Reynolds' 1988 screenplay for Switching Channels, a comedy set in a television news studio, also failed to impress the critics. He said that its failure "hurt for about a day and then I thought, 'Well, I'm not really part of it so it doesn't really bother me'". Reynolds considered himself more of a playwright than a screenwriter. He received only two more filmwriting credits, for the 1992 political comedy The Distinguished Gentleman and the 1988 science fiction comedy My Stepmother Is an Alien. The latter film was also poorly received and was the last screenplay Reynolds wrote.

==Return to theater and food writing==
Reynolds returned to theater with his works including 1997's Stonewall Jackson's House and 2000's Girls in Trouble, both of which satirised a perceived liberal bias in the theater world. Stonewall Jackson's House received a Pulitzer Prize for Drama nomination. Reynolds divorced from Kirk in 1998.

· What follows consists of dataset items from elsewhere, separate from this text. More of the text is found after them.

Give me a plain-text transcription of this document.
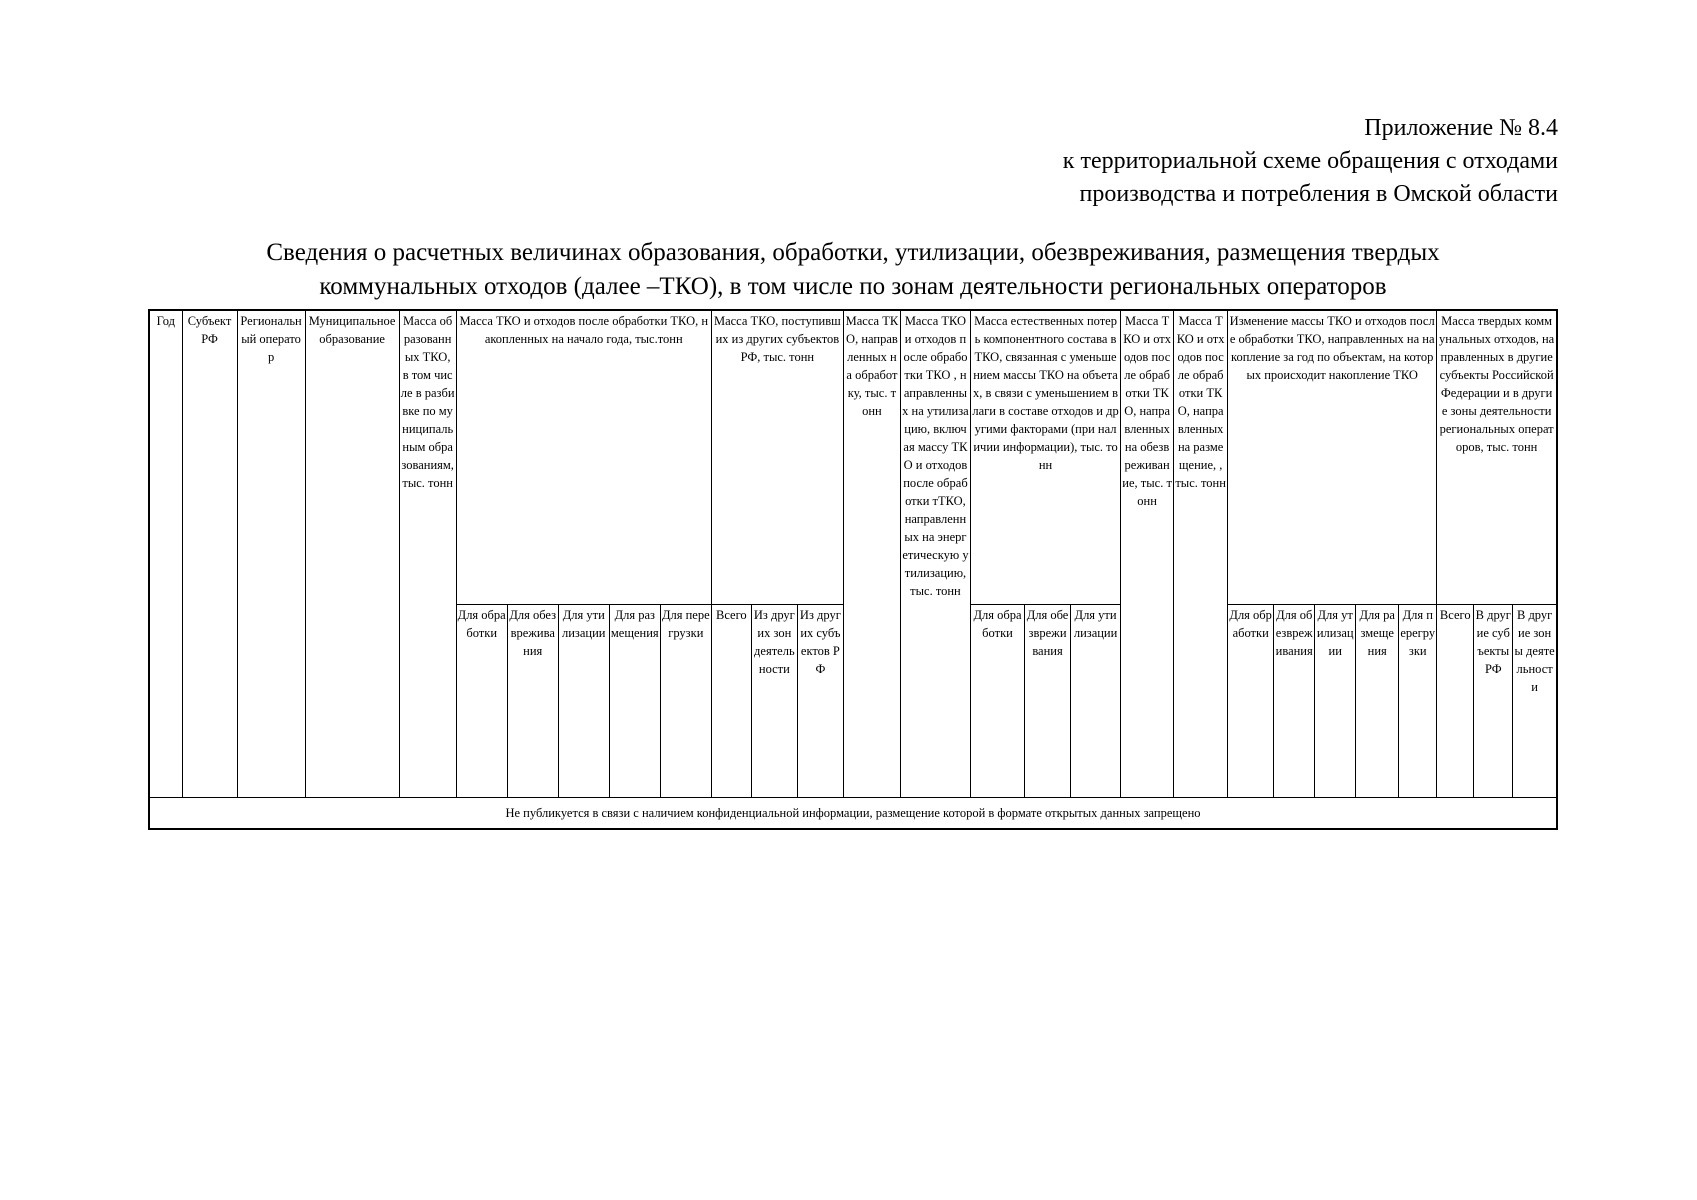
Приложение № 8.4
к территориальной схеме обращения с отходами
производства и потребления в Омской области
Сведения о расчетных величинах образования, обработки, утилизации, обезвреживания, размещения твердых
коммунальных отходов (далее –ТКО), в том числе по зонам деятельности региональных операторов
Год	Субъект РФ	Региональный оператор	Муниципальное образование	Масса образованных ТКО, в том числе в разбивке по муниципальным образованиям, тыс. тонн	Масса ТКО и отходов после обработки ТКО, накопленных на начало года, тыс.тонн					Масса ТКО, поступивших из других субъектов РФ, тыс. тонн			Масса ТКО, направленных на обработку, тыс. тонн	Масса ТКО и отходов после обработки ТКО , направленных на утилизацию, включая массу ТКО и отходов после обработки тТКО, направленных на энергетическую утилизацию, тыс. тонн	Масса естественных потерь компонентного состава в ТКО, связанная с уменьшением массы ТКО на объетах, в связи с уменьшением влаги в составе отходов и другими факторами (при наличии информации), тыс. тонн			Масса ТКО и отходов после обработки ТКО, направленных на обезвреживание, тыс. тонн	Масса ТКО и отходов после обработки ТКО, направленных на размещение, , тыс. тонн	Изменение массы ТКО и отходов после обработки ТКО, направленных на накопление за год по объектам, на которых происходит накопление ТКО					Масса твердых коммунальных отходов, направленных в другие субъекты Российской Федерации и в другие зоны деятельности региональных операторов, тыс. тонн		
					Для обработки	Для обезвреживания	Для утилизации	Для размещения	Для перегрузки	Всего	Из других зон деятельности	Из других субъектов РФ			Для обработки	Для обезвреживания	Для утилизации			Для обработки	Для обезвреживания	Для утилизации	Для размещения	Для перегрузки	Всего	В другие субъекты РФ	В другие зоны деятельности
Не публикуется в связи с наличием конфиденциальной информации, размещение которой в формате открытых данных запрещено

Reynolds began writing a regular food column in The New York Times Magazine in 2000. Reynolds had no formal training in cooking but was a keen amateur who kept a diary of meals he had prepared or eaten. He continued the column for five years, including comic anecdotes alongside his recipes and cooking tips. Reynolds published a collection of columns as a 2006 book entitled Wrestling with Gravy: A Life, with Food.

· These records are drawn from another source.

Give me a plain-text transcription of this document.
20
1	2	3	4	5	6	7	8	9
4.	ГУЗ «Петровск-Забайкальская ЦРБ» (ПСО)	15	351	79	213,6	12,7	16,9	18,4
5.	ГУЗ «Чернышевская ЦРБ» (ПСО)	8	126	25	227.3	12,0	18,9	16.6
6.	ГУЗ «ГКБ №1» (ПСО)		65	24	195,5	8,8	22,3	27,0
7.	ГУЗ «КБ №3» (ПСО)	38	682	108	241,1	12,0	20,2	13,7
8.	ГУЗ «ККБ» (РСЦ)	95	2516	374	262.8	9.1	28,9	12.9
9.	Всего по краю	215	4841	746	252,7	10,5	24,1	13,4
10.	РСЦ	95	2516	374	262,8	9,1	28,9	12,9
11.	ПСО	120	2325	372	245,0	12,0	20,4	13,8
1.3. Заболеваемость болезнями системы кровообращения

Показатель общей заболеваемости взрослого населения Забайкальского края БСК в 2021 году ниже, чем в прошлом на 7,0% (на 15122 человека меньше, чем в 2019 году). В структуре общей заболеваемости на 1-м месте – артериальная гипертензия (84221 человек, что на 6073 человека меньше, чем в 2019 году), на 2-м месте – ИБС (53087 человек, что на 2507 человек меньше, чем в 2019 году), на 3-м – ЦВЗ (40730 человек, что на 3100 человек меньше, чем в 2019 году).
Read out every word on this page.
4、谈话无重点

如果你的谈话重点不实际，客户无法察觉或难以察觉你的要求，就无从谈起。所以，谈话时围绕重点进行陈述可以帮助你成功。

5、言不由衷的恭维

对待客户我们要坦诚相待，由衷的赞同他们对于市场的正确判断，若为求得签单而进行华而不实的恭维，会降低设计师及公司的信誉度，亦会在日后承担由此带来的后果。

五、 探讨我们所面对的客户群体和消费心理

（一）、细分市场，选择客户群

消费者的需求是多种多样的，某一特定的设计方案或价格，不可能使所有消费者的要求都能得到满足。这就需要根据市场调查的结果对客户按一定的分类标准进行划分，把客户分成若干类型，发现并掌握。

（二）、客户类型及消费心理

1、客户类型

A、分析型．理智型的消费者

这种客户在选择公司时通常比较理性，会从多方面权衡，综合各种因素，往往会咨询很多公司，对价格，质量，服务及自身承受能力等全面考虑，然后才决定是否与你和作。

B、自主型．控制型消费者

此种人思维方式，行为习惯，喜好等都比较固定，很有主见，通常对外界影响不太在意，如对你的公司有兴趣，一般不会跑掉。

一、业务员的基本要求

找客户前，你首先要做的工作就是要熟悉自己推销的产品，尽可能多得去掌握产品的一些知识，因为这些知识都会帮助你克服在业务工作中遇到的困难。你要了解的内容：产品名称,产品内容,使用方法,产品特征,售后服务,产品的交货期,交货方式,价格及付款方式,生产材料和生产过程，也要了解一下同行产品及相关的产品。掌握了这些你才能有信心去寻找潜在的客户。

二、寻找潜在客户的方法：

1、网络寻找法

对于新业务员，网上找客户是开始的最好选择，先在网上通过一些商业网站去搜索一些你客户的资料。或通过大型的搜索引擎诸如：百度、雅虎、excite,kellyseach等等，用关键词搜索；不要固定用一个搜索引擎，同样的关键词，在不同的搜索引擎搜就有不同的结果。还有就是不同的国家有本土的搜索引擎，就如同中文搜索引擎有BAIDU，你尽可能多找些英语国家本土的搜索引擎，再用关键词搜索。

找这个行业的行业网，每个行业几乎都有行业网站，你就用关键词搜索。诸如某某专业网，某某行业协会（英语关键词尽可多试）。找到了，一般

In 2003 he returned to theater acting, starring in Dinner with Demons at the off-Broadway Second Stage Theater. The set, which was dressed by Heidi Ettinger, included a fully-functioning kitchen which Reynolds used to deep-fry a turkey during his performance. For legal reasons, the audience could not eat the food but it was served to the backstage crew. Reynolds married Ettinger in 2004, becoming stepfather to her three sons. That same year he received a Guggenheim Fellowship for playwriting.

Reynolds died of organ failure at Englewood, New Jersey, on October 27, 2021, aged 79.